# Общий раздел > Форум свободного общения > О нас >  Какой у вас темперамент?

## Irina

ТИПЫ ТЕМПЕРАМЕНТОВ И ИХ ПСИХОЛОГИЧЕСКАЯ ХАРАКТЕРИСТИКА

Под темпераментом следует понимать индивидуально своеобразные свойства психики, определяющие динамику психической деятельности человека, которые одинаково проявляются в разнообразной деятельности независимо от ее содержания, целей, мотивов, остаются постоянными в зрелом возрасте и в своей взаимной связи характеризуют тип темперамента. Конкретные проявления типа темперамента многообразны. Они не только заметны во внешней манере поведения, но словно пронизывают все стороны психики, существенно проявляясь в познавательной деятельности, сфере чувств, побуждения и действиях человека, а также в характере умственной работы, особенностях речи и т. п.

В настоящее время наука располагает достаточным количеством фактов, чтобы дать полную психологическую характеристику всех типов темперамента по определенной стройной программе.

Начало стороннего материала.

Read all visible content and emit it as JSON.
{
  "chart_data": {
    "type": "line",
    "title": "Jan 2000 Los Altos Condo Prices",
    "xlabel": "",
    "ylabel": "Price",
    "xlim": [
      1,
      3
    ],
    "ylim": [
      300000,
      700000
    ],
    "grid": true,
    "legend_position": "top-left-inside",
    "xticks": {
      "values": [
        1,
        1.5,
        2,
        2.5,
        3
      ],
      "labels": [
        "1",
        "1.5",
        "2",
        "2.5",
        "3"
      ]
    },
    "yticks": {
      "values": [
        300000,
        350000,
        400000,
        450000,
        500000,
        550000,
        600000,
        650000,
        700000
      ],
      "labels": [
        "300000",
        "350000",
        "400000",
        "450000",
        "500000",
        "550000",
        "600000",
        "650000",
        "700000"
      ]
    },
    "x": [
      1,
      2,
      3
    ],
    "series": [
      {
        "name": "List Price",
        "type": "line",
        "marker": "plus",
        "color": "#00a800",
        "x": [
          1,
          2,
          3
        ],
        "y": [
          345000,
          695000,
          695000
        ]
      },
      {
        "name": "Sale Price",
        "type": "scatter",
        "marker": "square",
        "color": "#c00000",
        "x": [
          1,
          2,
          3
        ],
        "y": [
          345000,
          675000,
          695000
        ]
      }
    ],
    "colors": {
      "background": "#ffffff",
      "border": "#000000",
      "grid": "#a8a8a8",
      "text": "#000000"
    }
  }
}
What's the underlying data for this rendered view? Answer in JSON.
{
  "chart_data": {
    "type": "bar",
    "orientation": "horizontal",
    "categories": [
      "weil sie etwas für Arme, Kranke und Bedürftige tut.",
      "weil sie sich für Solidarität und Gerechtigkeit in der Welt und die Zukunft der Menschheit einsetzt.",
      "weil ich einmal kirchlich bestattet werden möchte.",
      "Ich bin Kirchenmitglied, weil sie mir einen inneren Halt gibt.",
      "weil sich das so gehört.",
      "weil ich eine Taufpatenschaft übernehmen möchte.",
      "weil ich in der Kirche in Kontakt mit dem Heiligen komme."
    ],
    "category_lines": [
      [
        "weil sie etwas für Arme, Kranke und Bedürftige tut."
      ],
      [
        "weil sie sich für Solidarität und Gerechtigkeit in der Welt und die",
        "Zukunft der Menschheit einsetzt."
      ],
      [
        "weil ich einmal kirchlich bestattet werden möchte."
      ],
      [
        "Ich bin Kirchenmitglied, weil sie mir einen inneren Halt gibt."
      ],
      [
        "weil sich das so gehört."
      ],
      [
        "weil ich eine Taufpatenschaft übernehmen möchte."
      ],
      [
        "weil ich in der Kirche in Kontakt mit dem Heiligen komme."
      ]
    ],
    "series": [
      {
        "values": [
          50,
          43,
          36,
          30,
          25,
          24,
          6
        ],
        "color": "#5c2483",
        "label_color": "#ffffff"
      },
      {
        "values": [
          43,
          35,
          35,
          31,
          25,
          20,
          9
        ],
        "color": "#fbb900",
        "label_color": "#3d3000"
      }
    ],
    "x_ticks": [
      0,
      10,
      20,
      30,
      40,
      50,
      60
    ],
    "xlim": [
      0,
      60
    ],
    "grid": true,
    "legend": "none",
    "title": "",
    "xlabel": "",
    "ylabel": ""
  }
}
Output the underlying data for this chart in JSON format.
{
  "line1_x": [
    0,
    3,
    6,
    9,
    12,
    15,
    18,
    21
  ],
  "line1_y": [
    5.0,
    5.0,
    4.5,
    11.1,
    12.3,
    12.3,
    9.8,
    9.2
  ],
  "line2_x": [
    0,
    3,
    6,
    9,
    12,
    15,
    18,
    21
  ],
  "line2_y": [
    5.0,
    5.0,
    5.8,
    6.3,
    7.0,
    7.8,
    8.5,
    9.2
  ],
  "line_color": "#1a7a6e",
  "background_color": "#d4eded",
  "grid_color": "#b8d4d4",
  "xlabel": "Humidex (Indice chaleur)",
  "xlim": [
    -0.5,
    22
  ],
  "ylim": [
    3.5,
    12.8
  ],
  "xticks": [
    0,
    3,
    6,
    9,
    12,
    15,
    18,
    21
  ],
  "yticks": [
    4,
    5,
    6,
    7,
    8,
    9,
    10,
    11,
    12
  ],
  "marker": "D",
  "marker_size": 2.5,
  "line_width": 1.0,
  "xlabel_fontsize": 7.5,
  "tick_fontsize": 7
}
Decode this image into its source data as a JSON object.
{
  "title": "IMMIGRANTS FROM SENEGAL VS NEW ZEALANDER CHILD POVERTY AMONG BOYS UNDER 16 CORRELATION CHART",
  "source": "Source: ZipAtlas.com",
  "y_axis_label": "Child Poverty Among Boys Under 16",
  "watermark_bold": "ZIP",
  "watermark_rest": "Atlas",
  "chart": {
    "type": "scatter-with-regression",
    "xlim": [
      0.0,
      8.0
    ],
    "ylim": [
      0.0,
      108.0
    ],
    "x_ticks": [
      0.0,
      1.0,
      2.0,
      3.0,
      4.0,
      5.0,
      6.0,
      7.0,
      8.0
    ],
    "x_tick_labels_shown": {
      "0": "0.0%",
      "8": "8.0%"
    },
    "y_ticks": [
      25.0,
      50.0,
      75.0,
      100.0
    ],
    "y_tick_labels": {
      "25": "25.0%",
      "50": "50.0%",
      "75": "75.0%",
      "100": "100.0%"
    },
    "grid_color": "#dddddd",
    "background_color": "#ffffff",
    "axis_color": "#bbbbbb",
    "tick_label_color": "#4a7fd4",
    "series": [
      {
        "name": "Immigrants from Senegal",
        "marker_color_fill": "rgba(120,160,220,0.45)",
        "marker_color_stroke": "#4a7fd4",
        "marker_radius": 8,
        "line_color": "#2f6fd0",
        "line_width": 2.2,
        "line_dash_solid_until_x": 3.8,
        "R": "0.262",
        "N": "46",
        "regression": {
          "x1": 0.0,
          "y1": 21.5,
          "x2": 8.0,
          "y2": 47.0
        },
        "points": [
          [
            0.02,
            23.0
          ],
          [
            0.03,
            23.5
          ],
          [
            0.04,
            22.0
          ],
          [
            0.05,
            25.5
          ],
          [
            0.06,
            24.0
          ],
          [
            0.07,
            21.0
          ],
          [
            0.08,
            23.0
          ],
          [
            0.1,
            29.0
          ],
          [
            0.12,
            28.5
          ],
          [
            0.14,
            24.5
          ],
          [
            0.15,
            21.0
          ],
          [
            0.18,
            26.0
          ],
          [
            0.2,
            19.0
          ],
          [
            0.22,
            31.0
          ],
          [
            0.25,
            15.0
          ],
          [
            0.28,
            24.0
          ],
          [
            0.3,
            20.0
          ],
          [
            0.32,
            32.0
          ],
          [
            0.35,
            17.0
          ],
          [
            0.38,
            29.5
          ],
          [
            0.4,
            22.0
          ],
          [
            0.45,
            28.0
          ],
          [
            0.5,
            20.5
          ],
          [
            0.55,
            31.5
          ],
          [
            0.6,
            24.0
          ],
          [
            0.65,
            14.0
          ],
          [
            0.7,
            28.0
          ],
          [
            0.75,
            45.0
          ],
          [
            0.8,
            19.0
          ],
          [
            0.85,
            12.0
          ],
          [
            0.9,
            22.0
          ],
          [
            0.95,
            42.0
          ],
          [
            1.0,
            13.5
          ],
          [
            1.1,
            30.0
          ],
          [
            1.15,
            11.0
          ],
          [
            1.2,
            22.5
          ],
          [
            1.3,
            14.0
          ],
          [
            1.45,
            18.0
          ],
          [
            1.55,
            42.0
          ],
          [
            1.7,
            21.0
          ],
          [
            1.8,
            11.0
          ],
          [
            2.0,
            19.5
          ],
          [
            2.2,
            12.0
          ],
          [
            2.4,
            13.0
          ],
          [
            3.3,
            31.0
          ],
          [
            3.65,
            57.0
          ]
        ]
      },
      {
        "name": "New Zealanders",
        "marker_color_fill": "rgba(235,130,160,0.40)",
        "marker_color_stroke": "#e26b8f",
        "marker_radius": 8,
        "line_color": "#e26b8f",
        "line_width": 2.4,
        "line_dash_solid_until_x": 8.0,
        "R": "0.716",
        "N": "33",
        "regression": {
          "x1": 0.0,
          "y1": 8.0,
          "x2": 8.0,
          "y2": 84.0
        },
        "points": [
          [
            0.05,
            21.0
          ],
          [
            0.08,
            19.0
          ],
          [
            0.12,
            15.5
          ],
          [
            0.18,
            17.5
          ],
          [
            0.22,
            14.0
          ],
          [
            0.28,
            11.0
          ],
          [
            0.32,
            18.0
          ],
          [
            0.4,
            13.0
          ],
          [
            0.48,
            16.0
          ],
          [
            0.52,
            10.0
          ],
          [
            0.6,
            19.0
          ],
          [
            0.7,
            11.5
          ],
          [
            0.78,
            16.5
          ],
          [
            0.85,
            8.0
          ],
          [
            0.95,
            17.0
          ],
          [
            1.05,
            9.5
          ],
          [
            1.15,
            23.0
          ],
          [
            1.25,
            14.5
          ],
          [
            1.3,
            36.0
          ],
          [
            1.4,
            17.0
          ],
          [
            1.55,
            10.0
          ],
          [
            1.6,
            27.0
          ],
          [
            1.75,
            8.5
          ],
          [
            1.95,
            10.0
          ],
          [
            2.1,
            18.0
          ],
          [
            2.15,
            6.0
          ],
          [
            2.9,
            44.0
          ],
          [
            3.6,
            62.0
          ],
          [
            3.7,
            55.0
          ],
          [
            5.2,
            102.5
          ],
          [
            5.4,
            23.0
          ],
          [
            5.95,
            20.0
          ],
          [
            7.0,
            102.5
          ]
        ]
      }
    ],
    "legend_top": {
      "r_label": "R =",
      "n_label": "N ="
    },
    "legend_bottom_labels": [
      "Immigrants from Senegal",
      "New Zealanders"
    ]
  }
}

Однако для составления психологической характеристик традиционных 4 типов обычно выделяют следующие основные свойства темперамента:


САНГВИНИК. Человек с повышенной реактивностью, но при этом активность и реактивность у него уравновешены. Он живо, возбужденно откликается на все, что привлекает его внимание, обладает живой мимикой и выразительными движениями. По незначительному поводу он хохочет, а несущественный факт может его рассердить. По его лицу легко угадать его настроение, отношение к предмету или человеку. У него высокий порог чувствительности, поэтому он не замечает очень слабых звуков и световых раздражителей.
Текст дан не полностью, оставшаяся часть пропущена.